La rumeur de supposées « disparitions de sexe » continue de susciter l’inquiétude dans plusieurs quartiers de Lomé et dans certaines localités du Togo. Malgré les appels au calme des autorités, ces informations non vérifiées provoquent encore des attroupements et des actes de violence contre des citoyens accusés sans preuve.
Face à la persistance du phénomène, les forces de sécurité ont commencé à mettre en œuvre les mesures annoncées par le gouvernement. Le ministre de la Protection civile, le colonel Calixte Batossi Madjoulba, avait appelé la population à ne pas céder à la panique et à éviter toute forme de justice populaire. Il avait également averti que les auteurs de violences ou de troubles à l’ordre public seraient poursuivis.
Lire aussi : Le Togo lance la révision de son Plan sectoriel de l’éducation
Sur le terrain, les accusations continuent pourtant de circuler, notamment à travers les réseaux sociaux et le bouche-à-oreille. Des individus sont régulièrement pris à partie par des foules convaincues qu’ils seraient responsables de prétendues disparitions d’organes. Ces accusations donnent parfois lieu à des agressions physiques et à des scènes de lynchage.
Dans ce contexte, les services de police ont renforcé leur présence dans les zones concernées.
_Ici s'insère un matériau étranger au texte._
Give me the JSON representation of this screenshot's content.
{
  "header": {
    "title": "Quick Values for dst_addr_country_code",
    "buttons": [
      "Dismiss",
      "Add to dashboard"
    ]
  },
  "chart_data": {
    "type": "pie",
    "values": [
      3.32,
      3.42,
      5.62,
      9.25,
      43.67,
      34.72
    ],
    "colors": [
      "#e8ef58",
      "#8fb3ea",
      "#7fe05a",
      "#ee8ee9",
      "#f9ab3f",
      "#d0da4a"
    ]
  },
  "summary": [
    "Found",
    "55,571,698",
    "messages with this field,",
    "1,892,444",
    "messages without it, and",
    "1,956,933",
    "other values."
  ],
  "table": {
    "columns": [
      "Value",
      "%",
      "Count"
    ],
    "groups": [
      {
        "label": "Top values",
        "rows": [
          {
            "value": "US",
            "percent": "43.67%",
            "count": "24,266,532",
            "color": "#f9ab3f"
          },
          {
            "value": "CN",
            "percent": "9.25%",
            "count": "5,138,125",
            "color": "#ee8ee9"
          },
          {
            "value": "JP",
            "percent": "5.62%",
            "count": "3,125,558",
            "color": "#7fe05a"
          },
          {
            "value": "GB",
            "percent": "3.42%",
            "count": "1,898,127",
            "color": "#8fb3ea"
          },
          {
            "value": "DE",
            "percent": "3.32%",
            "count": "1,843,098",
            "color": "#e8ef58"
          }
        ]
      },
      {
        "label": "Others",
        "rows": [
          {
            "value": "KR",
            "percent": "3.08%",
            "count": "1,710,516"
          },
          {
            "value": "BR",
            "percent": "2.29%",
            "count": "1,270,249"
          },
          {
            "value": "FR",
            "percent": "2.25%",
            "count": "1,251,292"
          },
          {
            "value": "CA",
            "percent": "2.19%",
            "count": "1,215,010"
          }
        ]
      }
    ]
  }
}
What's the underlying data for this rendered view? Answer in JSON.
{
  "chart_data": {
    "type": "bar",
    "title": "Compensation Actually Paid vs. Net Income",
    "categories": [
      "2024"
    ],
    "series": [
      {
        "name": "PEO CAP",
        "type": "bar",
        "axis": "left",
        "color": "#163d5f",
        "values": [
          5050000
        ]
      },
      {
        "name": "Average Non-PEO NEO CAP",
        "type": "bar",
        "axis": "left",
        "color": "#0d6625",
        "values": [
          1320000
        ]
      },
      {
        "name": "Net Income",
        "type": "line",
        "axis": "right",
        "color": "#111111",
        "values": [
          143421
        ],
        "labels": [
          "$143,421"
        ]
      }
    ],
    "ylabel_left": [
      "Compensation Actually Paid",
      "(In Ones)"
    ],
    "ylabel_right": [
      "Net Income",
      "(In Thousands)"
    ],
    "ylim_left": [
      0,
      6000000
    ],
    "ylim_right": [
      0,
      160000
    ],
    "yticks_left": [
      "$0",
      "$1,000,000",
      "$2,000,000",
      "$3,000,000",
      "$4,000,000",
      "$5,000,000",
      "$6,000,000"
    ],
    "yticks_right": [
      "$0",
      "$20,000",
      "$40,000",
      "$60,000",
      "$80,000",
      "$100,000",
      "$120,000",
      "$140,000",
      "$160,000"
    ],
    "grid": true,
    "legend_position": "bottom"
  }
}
Deux affaires récentes traitées par le poste de police de Cacavéli illustrent cette nouvelle phase de répression. Les incidents, survenus près de l’école La Source et dans le secteur de Fan Milk à Agbalépédo, ont conduit à l’interpellation des personnes accusées ainsi que de certains participants aux violences.
Les premières vérifications menées par les services compétents n’ont confirmé aucun cas de disparition d’organe. L’un des plaignants, qui affirmait avoir perdu son sexe, a été conduit à l’hôpital de Cacavéli pour des examens médicaux. Les analyses n’ont révélé aucune anomalie.
Suivez notre chaîne WhatsApp ici
Désormais, au-delà de la rumeur elle-même, les autorités s’intéressent aux conséquences sociales et judiciaires qu’elle entraîne. Les personnes impliquées dans les violences, les troubles à l’ordre public ou les atteintes à la dignité de citoyens innocents devront répondre de leurs actes devant la justice.